4.3    (De letselschadebehandelaar van) klager heeft de kosten van verweerder niet meegenomen in de afwikkeling van de letselschadezaak, verweerder is hier met opzet buiten gehouden. Omdat het nu niet meer mogelijk is om zijn kosten op de verzekeraar te verhalen, verhaalt verweerder de kosten op klager. Volgens de betalingsafspraken in de opdrachtbevestiging van 16 augustus 2012 heeft verweerder het recht om het voorschotbedrag te verrekenen met openstaande declaraties.

5    BEOORDELING

Niet-ontvankelijkheidsverweer

5.1    De raad buigt zich eerst over het niet-ontvankelijkheidsverweer van verweerder. Uitgangspunt volgens vaste jurisprudentie van het Hof van Discipline is dat als over een klacht al een beslissing door de tuchtrechter is gegeven, die klacht niet ten tweede male aan de tuchtrechter kan worden voorgelegd. Het zogenoemde ‘ne bis in idem-beginsel’ is dus ook in het tuchtrecht aanvaard. Vaststaat dat klager eerder een klacht bij de deken heeft ingediend over (onder meer) het niet-betalen van de € 5.000,- door verweerder aan klager. Klager heeft deze klacht op enig moment laten rusten. De klacht bevond zich toen nog onder de deken en is niet ter kennis aan de raad gebracht.
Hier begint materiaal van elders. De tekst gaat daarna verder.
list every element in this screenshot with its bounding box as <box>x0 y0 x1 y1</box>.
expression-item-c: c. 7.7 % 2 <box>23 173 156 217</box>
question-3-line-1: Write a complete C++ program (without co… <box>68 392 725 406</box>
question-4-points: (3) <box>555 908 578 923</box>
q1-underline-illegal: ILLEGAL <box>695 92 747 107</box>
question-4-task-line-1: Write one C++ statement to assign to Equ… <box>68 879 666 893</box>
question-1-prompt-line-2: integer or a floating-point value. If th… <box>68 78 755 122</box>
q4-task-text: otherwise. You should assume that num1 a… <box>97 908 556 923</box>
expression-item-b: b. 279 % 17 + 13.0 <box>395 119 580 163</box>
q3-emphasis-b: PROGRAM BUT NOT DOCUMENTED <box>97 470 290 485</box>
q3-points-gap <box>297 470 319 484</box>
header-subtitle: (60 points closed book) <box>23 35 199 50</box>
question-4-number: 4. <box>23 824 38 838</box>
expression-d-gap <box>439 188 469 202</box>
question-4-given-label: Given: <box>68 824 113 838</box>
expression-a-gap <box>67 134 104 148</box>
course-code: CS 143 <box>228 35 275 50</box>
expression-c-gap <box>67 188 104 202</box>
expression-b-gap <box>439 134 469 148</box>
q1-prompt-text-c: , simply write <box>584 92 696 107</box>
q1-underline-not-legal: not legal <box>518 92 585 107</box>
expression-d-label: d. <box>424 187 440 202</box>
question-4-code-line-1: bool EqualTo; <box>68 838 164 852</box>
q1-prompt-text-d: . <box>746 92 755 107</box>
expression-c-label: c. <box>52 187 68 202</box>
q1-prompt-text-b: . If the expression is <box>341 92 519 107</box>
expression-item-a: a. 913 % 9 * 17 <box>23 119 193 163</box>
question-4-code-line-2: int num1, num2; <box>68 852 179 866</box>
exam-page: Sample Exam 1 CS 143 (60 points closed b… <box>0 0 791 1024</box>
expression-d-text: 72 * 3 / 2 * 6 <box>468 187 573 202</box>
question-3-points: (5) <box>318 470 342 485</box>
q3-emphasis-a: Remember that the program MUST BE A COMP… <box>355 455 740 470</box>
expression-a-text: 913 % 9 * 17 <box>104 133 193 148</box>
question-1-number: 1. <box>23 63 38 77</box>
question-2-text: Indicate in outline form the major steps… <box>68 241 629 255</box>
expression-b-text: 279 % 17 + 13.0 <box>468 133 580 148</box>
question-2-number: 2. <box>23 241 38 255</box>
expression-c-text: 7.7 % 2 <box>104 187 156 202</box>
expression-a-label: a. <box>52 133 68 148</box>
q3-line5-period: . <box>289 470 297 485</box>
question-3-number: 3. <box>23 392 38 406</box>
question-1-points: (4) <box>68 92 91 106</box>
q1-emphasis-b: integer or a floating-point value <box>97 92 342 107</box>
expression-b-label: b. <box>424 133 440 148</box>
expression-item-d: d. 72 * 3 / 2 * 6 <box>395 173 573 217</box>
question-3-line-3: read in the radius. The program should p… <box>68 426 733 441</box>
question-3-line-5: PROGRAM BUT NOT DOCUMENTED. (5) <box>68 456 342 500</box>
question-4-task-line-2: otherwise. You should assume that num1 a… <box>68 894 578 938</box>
Van een klacht waarover reeds onherroepelijk door de raad is beslist, is dus geen sprake. Klager kan dan ook worden ontvangen in zijn klacht. De raad zal de klacht hierna inhoudelijke beoordelen.

Beoordeling klacht

5.2    Vast staat dat de verzekeraar op 1 april 2014 een voorschotbedrag van € 5.000,- ten behoeve van klager heeft betaald op de derdengeldrekening van [F.]. Verweerder heeft erkend gebruik te hebben gemaakt van deze derdengeldrekening. De raad constateert dat verweerder deze derdengeldrekening ook onderaan zijn briefpapier had staan, zo volgt uit de door verweerder overgelegde ‘opdrachtbevestiging’ van 16 augustus 2012, en dat verweerder aldus ook naar derden toe de derdengeldrekening van [F.] als ‘zijn’ derdengeldrekening presenteerde. Dat de verzekeraar op een verkeerde rekening heeft betaald, zoals verweerder heeft gesteld, is dus niet aannemelijk. Voor zover verweerder heeft gesteld dat de verzekeraar geld heeft gestort op een niet-bestaande derdengeldrekening, kan ook deze stelling niet worden gevolgd om de simpele reden dat het geld wel op die rekening is ontvangen en daar kennelijk tot begin 2016 op heeft gestaan.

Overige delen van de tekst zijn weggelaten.